Na antenie Radia Zet mówił o tym Stefan Niesiołowski. Przyznał, że premier chciałby, aby partia przedstawiła jeden wspólny projekt. Tymczasem zarówno Małgorzata Kidawa-Błońska, jak i Jarosław Gowin nie zamierzają ustąpić. - Najtrudniejsze jest mrożenie zarodków. To są medyczne konsekwencje i nie wszyscy mają o tym pojęcie – powiedział poseł PO. Jak zaznaczył, "niemrożenie zarodków może oznaczać wielkie protesty" i obniżenie skuteczności metody in vitro.

Podczas wczorajszego zjazdu Donald Tusk powiedział, że bycie członkiem partii ogranicza osobistą wolność i każdy musi się z tym pogodzić. W związku z tym zapowiedział, że w głosowaniu nad ustawą o in vitro będzie obowiązywała dyscyplina partyjna. Zdaniem serwisu natemat.pl, za jej złamanie ma obowiązywać kara - 1000 zł.

Członkowie PO są oburzeni. Hanna Gronkiewicz-Waltz miała przypomnieć premierowi, że gdy wstępowała do Platformy otrzymała obietnicę, że będzie mogła głosować zgodnie z sumieniem. Ostrzej zareagował poseł John Godson, sympatyzujący z konserwatywnym skrzydłem w PO. Zapowiedział, że jeśli dyscyplina będzie obowiązywać, on opuści partię. Za swoje wystąpienie został nagrodzony oklaskami.

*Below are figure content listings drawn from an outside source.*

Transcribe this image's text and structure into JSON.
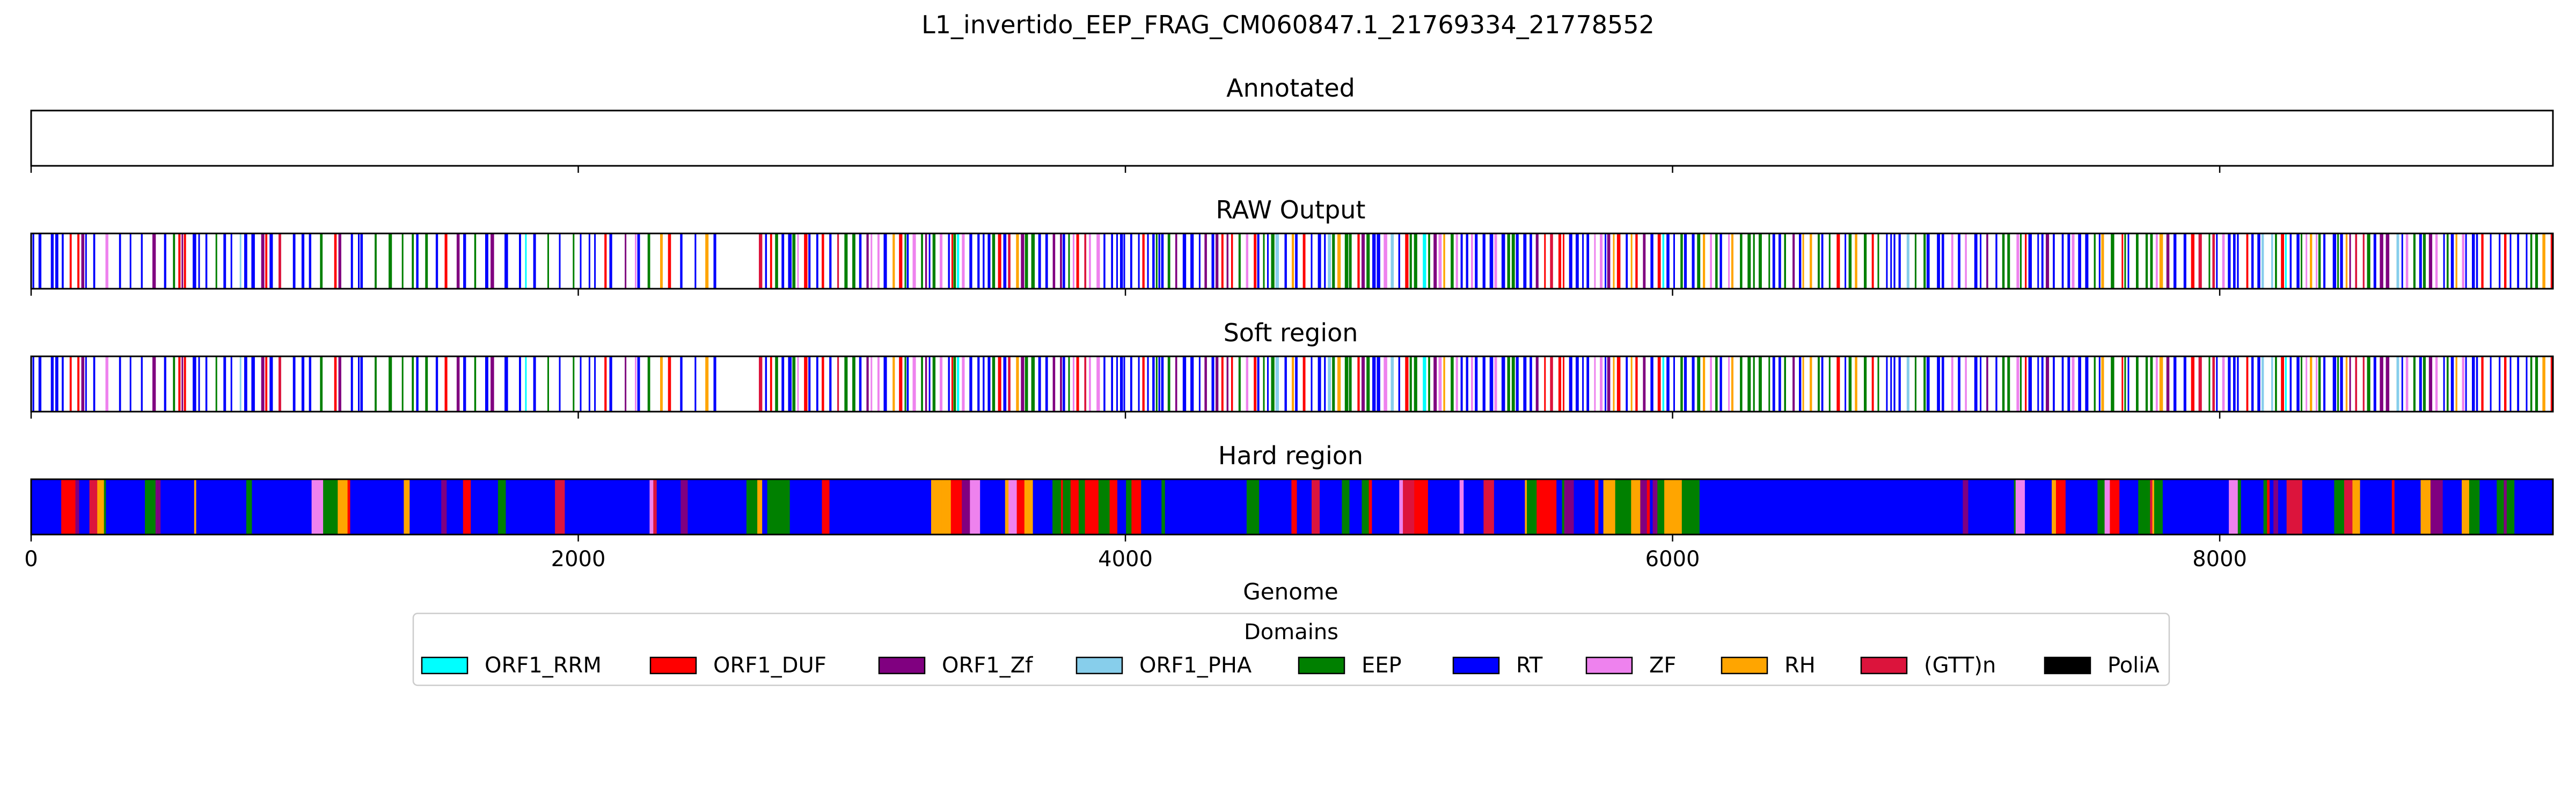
{
  "chart_data": {
    "type": "genome-track",
    "title": "L1_invertido_EEP_FRAG_CM060847.1_21769334_21778552",
    "xlabel": "Genome",
    "xlim": [
      0,
      9218
    ],
    "xticks": [
      0,
      2000,
      4000,
      6000,
      8000
    ],
    "panels": [
      {
        "name": "Annotated",
        "mode": "empty"
      },
      {
        "name": "RAW Output",
        "mode": "sparse",
        "seed": 11,
        "gap": [
          2540,
          2660
        ]
      },
      {
        "name": "Soft region",
        "mode": "sparse",
        "seed": 11,
        "gap": [
          2540,
          2660
        ]
      },
      {
        "name": "Hard region",
        "mode": "dense",
        "seed": 29
      }
    ],
    "legend": {
      "title": "Domains",
      "placement": "bottom-center",
      "entries": [
        {
          "label": "ORF1_RRM",
          "color": "#00ffff"
        },
        {
          "label": "ORF1_DUF",
          "color": "#ff0000"
        },
        {
          "label": "ORF1_Zf",
          "color": "#800080"
        },
        {
          "label": "ORF1_PHA",
          "color": "#87ceeb"
        },
        {
          "label": "EEP",
          "color": "#008000"
        },
        {
          "label": "RT",
          "color": "#0000ff"
        },
        {
          "label": "ZF",
          "color": "#ee82ee"
        },
        {
          "label": "RH",
          "color": "#ffa500"
        },
        {
          "label": "(GTT)n",
          "color": "#dc143c"
        },
        {
          "label": "PoliA",
          "color": "#000000"
        }
      ]
    }
  }
}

Członkowie PO nie mogą się również porozumieć co do pomysłu refundowania zabiegu. Jak mówił Stefan Niesiołowski analizowane są różne scenariusze. Podkreślał jednak, że całkowite refundowanie mogłoby okazać się zbyt dużym obciążeniem dla budżetu. Poseł nie chciał mówić o jakich kwotach mówiono podczas zjazdu. Zdaniem natemat.pl z rządowych wyliczeń wynika, że gdyby refundacja miała dotyczyć wszystkich par, to koszt sięgnąłby rocznie 10 miliardów złotych.